In Twisted: My Dreadlock Chronicles, professor and author Bert Ashe
delivers a witty, fascinating, and unprecedented account of black male
identity as seen through our culture's perceptions of hair. It is a
deeply personal story that weaves together the cultural and political
history of dreadlocks with Ashe's own midlife journey to lock his hair.
Ashe is a fresh, new voice that addresses the importance of black hair
in the 20th and 21st centuries through an accessible, humorous, and
literary style sure to engage a wide variety of listeners.

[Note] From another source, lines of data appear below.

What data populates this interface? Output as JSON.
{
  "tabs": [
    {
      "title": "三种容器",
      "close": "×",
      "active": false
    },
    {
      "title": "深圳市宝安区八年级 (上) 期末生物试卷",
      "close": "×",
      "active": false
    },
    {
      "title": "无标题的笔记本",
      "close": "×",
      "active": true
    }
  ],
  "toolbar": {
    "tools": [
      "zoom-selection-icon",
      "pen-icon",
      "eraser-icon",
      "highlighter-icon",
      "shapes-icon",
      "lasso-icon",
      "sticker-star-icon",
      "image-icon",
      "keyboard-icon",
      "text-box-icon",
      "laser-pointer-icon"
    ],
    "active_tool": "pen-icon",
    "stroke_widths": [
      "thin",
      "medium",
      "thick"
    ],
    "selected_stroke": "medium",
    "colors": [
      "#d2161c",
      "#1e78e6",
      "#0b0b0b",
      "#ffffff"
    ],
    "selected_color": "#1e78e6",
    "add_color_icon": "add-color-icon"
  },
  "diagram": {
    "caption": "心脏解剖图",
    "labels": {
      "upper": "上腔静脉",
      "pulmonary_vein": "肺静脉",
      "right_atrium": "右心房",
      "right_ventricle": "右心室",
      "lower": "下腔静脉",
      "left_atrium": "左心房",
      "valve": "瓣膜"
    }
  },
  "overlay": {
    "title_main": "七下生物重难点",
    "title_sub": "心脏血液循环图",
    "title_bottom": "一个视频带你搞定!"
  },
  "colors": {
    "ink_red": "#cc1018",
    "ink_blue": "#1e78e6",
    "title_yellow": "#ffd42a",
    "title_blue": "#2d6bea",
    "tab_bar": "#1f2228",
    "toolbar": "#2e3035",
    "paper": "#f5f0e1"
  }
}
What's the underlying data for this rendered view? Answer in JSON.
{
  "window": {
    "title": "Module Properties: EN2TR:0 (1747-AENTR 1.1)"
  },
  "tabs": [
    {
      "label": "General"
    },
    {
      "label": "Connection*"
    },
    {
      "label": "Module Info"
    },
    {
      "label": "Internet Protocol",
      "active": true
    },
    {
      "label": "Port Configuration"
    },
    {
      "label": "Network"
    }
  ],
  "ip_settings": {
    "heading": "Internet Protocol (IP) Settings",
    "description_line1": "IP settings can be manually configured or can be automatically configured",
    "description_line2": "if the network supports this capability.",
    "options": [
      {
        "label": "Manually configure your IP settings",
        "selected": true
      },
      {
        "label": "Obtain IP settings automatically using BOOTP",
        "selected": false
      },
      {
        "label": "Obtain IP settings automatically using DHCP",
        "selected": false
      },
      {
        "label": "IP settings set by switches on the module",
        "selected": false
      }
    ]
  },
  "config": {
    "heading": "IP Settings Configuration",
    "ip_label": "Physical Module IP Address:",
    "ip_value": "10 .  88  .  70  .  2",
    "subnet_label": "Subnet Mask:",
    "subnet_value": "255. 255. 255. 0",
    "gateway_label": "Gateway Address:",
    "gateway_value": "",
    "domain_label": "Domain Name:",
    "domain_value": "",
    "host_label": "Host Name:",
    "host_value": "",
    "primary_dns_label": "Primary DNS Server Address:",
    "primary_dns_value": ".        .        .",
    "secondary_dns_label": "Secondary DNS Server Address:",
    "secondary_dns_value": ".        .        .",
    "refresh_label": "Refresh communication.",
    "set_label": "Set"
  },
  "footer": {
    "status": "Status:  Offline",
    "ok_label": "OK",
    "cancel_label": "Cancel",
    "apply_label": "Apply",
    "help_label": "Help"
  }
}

After leading a far-too-conventional life for 40 years, Ashe began a
long, arduous, uncertain process of locking his own hair in an attempt
to step out of American convention. Black hair, after all, matters. Few
Americans are subject to snap judgments like those in the
African-American community, and fewer communities face such loaded
criticism about their appearances, in particular their hair. Twisted:
My Dreadlock Chronicles makes the argument that the story of dreadlocks
in America can't be told except in front of the backdrop of black hair
in America.
Ask most Americans about dreadlocks and they immediately conjure a
picture of Bob Marley: onstage, midsong, dreads splayed. When most
Americans see dreadlocks, a range of assumptions quickly follow: He's
Jamaican, he's Rasta, he plays reggae; he stinks, he smokes, he deals;
he's bohemian, he's creative, he's countercultural. Few styles in
America have more symbolism and generate more conflicting views than
dreadlocks. To "read" dreadlocks is to take the cultural pulse of
America. To listen to Twisted: My Dreadlock Chronicles is to
understand a larger story about the truths and biases present in how we
perceive ourselves and others. Ashe's riveting and intimate work, a
genuine first of its kind, will be a seminal work for years to come.